Nova Delhi Classificando-o como “frívolo”, a Suprema Corte rejeitou na quinta-feira um apelo para que a emissora pública Prasar Bharati, que administra a Doordarshan e a All India Radio, se referisse ao time de críquete BCCI como “Team India”.
Uma bancada composta pelo Chefe de Justiça da Índia, Surya Kant, e pelos juízes Joymalia Bagchi e Vipul M Pancholi manteve a ordem do Tribunal Superior de Delhi de 8 de outubro, que anulou o PIL apresentado pelo advogado Ripak Kansal.
“Você simplesmente começa a ficar sentado em casa e a fazer petições. Qual é o problema com tudo isso? Não sobrecarregue o tribunal.
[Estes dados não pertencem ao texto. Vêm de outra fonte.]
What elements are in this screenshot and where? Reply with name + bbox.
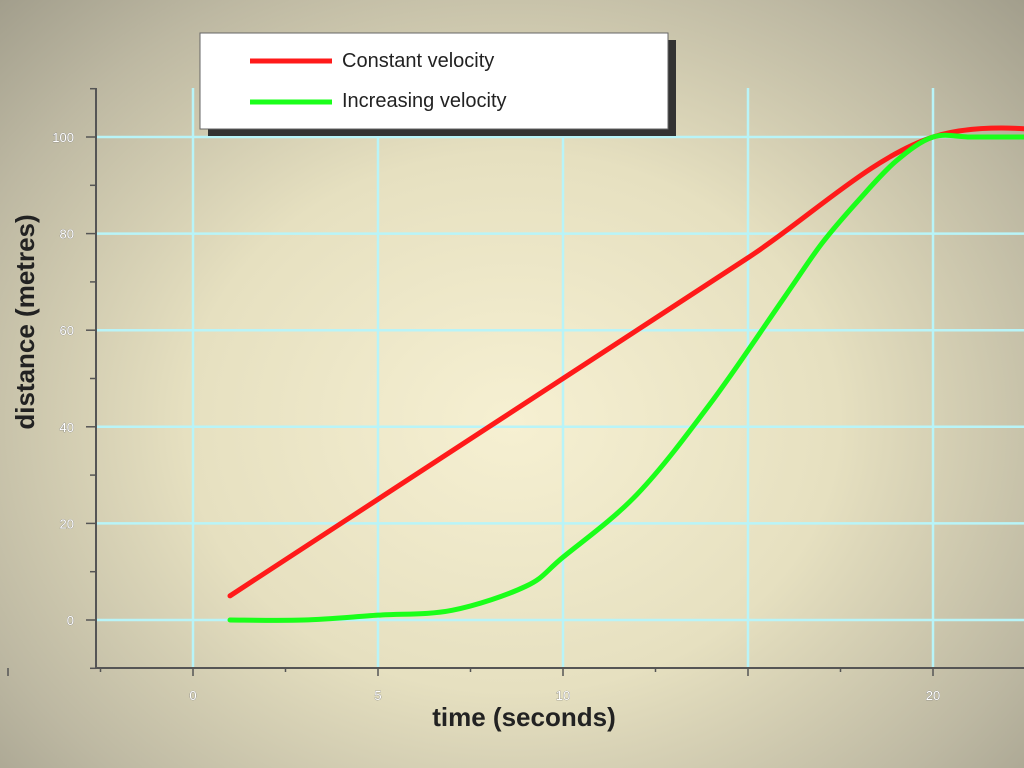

O fato de o custo exorbitante não ter sido onerado o levou a mover este tribunal”, observou o painel.
A declaração alegou que o Conselho de Controle do Críquete em nome da Índia “Team India” ou “Seleção Nacional Indiana de Críquete” engana o público e viola as leis que regem o uso de símbolos nacionais.
Ele argumentou que sendo uma organização privada, o BCCI não deveria ser chamado de “Team India”, “especialmente se não houver sanção do Governo da Índia”.
“Isso é uma completa perda de tempo do tribunal e do seu tempo… Que tipo de argumento é esse? Você está dizendo que o time não está representando a Índia? Um time que vai e joga em todos os lugares, eles deturpam? Esqueça o BCCI, se Doordarshan ou qualquer outra autoridade o projeta como Time da Índia, não é o Team India?” perguntou o banco.
A petição afirmava que o BCCI é uma sociedade privada e não é reconhecida como uma federação desportiva nacional nem como uma “autoridade pública” ao abrigo da Secção 2 da Lei de Direito à Informação.
Ele argumentou que referir-se à equipe do BCCI como “Team India” é enganoso e potencialmente viola a Lei de Emblemas e Nomes e o Código da Bandeira Indiana, que rege o uso do nome, bandeira e símbolos nacionais.